Feature

Our second report from LA's Courtney Shermer brings news of Won Ju Lim's, Ruined Traces and Broken Landscape at Patrick Painter in Santa Monica.

16.10.2007

Courtney Shermer


Won Ju Lim, Ruined Traces, 2007 Mixed media sculpture in Plexiglas, artificial plants, live plants, and video projections Dimensions variable Copyright the artist, courtesy Patrick Painter, Santa Monica


On the evening of October 6, 2007 Los Angeles artist Won Ju Lim’s dual show, Ruined Traces (West Gallery) Broken Landscape (East Gallery), opened at the acclaimed Patrick Painter gallery.

Marking her fourth solo show in correlation with the gallery, is a large-scale installation piece and a series of haunting constructed and deconstructed landscapes. Although considered divergent from her usual mediums, these works are not altogether unexpected for Lim. She is primarily known for meticulous Plexiglas and foam core structural creations, characterized by luminous combinations of moving and still projected images of industrial and urban scenery. The beauty of her previous work largely emulates from these moving and still projections of urban and industrial landscapes, being lit from without thus becoming luminous from within.

Lim deploys this distinct technique in Patrick Painter’s West Gallery, yet with a new twist on an immense scale- the installation piece, Ruined Traces.
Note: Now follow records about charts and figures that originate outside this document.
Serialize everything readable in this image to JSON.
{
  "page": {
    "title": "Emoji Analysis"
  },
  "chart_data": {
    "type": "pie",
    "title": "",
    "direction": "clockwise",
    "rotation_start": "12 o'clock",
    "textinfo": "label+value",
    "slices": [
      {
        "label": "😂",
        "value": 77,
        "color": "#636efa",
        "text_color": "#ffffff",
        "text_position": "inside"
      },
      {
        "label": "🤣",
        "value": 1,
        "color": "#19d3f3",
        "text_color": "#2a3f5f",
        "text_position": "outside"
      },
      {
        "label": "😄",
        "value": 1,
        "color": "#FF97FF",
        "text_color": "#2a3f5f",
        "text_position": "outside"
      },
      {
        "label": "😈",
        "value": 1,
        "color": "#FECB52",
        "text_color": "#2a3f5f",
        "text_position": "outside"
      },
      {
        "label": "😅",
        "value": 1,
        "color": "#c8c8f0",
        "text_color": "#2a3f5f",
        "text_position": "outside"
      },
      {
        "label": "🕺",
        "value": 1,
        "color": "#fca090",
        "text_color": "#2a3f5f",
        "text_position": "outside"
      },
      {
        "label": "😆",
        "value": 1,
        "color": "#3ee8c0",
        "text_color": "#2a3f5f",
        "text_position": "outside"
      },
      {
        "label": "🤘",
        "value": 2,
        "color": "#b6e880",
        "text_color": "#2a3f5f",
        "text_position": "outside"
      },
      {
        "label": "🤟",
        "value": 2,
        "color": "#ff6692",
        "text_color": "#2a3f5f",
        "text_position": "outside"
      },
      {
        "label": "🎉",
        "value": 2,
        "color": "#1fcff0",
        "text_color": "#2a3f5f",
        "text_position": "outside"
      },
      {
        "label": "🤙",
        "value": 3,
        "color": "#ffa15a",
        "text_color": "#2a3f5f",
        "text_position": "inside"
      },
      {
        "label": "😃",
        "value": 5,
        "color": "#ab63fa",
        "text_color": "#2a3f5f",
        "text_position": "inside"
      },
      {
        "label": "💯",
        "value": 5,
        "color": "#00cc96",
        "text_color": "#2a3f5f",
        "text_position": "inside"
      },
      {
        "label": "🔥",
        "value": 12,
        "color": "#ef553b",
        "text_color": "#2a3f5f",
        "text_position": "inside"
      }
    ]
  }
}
Ruined Traces envelops the entire dark gallery space in an eerie amalgamation of colorful projected moving landscapes, still images, and reflections of her miniature encased environments. These colorful glass casings produce two functions: to cause a reflection effect on the walls, as well as creating a specimen-like viewing context of the miniature synthetic landscapes within. Yet while called to investigate, the viewer also becomes the investigated- with one’s own silhouettes being projected and beckoned into Lim’s jungle of space, light, and time. Surrounding these glass box mini-landscapes are house plants (both real and synthetic) adding another layered detail to the room’s post-structural theme of reality/hyper-reality. Her encased landscapes with their synthetic trees and mountains are either being supported by gooey neon soil horizons, or disintegrating into them. This element furthers Lim’s continuous subtle commentary on fragmentation and falsification of memory, as well as an explication of the underbelly of the synthetic Los Angeles lifestyle.

In the East Gallery of Patrick Painter, a few strides away from Ruined Traces, is the other half of Lim’s show- Broken Landscape. While Ruined Traces, presents a construction of memory through light, space, and time as well as layered imagery and the mix of real and fake life- Broken Landscape, embarks on an personally new method for Lim. Using found paintings she then cut them into sharp fragmentations and pins them onto foam board. Instead of puzzling them back together, Lim adds precise subtle spacing between the pieces. Through the distinct cracks, the fragments appear to float off the boards- a testament to memory being nothing more than chosen bits of our experiences.

For artists to practice variations within their work is not unusual, and rather it can be seen as a testament to their creativity within the confines of their chosen method. Yet, to successfully venture into a completely different artistic realm, and seamlessly translate one’s technique into an unfamiliar medium, is entirely something else. Too often in contemporary artworks is an idea interestingly examined, yet poorly articulated and messily executed. The grappling of personal time, space, and memory is beautifully explored in these meticulous pieces. Won Ju Lim’s Ruined Traces, Broken Landscape is one of the rare instances when an artist’s risky deviation from previous works results in a significant success, a truly noteworthy achievement.